# Newbie Question. What kind of fish is this?



## Twidget (Jul 28, 2010)

I have recently discovered the joys of saltwater fishing. I have had a lot of luck surf fishing. Tonight I caught this fish and I have no idea what it is. Anyone know? Thanks:notworthy:


----------



## lingfisher1 (Oct 9, 2007)

Lizzard Fish


----------



## PAWGhunter (Feb 3, 2010)

Damn thats a freaky fish!


----------



## SHunter (Jun 19, 2009)

Yep, it's a lizardfish. I've caught a few and thrown them back. Nice set of little teeth.


----------



## Capt. Redbeard (May 19, 2010)

Ive caught a bunch of those in my past... and never knew what those ugly things where called....


----------



## Flounderpounder (Oct 3, 2007)

Dang,

That thing is enough to make me give up skinny dippin'! Way to join the forum with a post and Pic! Welcome!


----------



## swhiting (Oct 4, 2007)

Pic on your 1st post and posted in the right section...... you may just be nominated for newbie of the year!!!!!!!!!!!


----------



## Twidget (Jul 28, 2010)

Thanks for the quick reply and the welcome. I was baffled last night when I caught this little guy. I ran across this forum a few days ago and have learnt a lot of great tips for fishing here in Pensacola. I am from Virginia Beach VA and fishing here is a whole new beast. I love fishing down here. Now if I would have only bought my Kayak with me. I have been fishing on the NAS. I hope to make it to a few piers or bridges in the next few weeks.


----------



## captainblack (Jul 4, 2010)

lizard fish, how long was that? i get lots of 4 to 8 inch ones in my cast net here and there and have gotten a few fat foot long ones but a few friends of mine said theyve gotten the odd ones here and there at pickens theyll hook onto that will be pretty big and freaky looking things


----------



## Twidget (Jul 28, 2010)

captainblack said:


> lizard fish, how long was that? i get lots of 4 to 8 inch ones in my cast net here and there and have gotten a few fat foot long ones but a few friends of mine said theyve gotten the odd ones here and there at pickens theyll hook onto that will be pretty big and freaky looking things


I'd say it was right around a foot long. Really didn't put up much of a fight in the water but it wasn't very nice out of the water.


----------



## Shiznik (Feb 24, 2008)

Some of those guys can mess up a finger. Its the healing part of when they stick you that gets sore! I don't think they out rank the FireWorm though. Seen a few people mess with those too out at Pickens Pier at night. Not a good outcome!

Tight Lines!


----------



## mydj_jeff (Jan 31, 2010)

They make excellent cut bait. I fished NAS back when my father was working there and our bait of choice for flounder was a pink and white stingray grub with a small piece of lizard fish. They have a really white meat....not bloody at all...and you get two nice pieces down each side. Might want to call them "mother-in-law fish"! They are ugly!
"


----------



## fred (Dec 28, 2008)

mydj_jeff said:


> They make excellent cut bait.


Never thought of trying that, but I will. Little Lagoon is loaded with them on the north side in shallow water. They will jump all over a small Gulp.


----------



## jim t (Sep 30, 2007)

I think TCAT said "what the heck" one day at the Nipple and dropped a bait (2000' ?) in the middle of nowhere. 45 minutes later he reeled up a "lizard fish"...

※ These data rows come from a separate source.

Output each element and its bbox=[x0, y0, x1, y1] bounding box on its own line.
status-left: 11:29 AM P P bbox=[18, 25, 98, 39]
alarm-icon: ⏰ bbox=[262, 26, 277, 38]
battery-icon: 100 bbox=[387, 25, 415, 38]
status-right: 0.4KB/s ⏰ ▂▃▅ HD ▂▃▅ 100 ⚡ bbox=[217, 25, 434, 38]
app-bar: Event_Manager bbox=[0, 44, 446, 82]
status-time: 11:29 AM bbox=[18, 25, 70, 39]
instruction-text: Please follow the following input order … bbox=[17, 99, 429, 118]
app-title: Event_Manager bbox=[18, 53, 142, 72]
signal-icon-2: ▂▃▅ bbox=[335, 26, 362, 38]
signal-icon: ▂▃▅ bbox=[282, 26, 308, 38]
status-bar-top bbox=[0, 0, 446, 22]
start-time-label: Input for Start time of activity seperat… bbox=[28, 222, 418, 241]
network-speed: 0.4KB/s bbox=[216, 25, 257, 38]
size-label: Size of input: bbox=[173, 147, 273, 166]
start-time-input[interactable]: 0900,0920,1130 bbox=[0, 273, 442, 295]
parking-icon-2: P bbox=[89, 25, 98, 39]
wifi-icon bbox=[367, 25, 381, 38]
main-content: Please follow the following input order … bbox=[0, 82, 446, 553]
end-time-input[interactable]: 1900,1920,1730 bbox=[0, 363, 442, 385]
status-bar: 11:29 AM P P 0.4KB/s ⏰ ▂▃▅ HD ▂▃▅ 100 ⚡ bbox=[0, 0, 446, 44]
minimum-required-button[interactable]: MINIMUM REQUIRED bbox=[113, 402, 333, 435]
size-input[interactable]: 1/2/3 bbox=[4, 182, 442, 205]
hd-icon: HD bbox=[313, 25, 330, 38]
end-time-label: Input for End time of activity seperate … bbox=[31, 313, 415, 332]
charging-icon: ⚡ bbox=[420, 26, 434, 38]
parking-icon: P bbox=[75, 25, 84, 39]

I know I was "stalled" in the middle of NOWHERE once just a few miles outside the pass waiting for help (TowBoat US) and MADMAX dropped a line and caught one.

Jim


----------



## jdhkingfisher (Aug 6, 2010)

llllliiiiizzzzzaaaarrrrrdddd fiiiissssshhhhh hahaha them things are crazy


----------



## timc (Oct 19, 2009)

Are these in the Sound as well? I'm new to saltwater fishing and I was fishing near Navarre Bridge and got something similiar to this, just much smaller.
He had quite a bit of teeth as well.


----------



## captainblack (Jul 4, 2010)

timc said:


> Are these in the Sound as well? I'm new to saltwater fishing and I was fishing near Navarre Bridge and got something similiar to this, just much smaller.
> He had quite a bit of teeth as well.


yes, the bays and bayous have plenty of the smaller ones around, i get those and needlefish in my cast net pretty often lately, both irritate the hell out of me, they dont want to come out of the net without tearing part of it up a little and they really like to try to use them teeth when you go to put them back in the water if you dont want them for bait


----------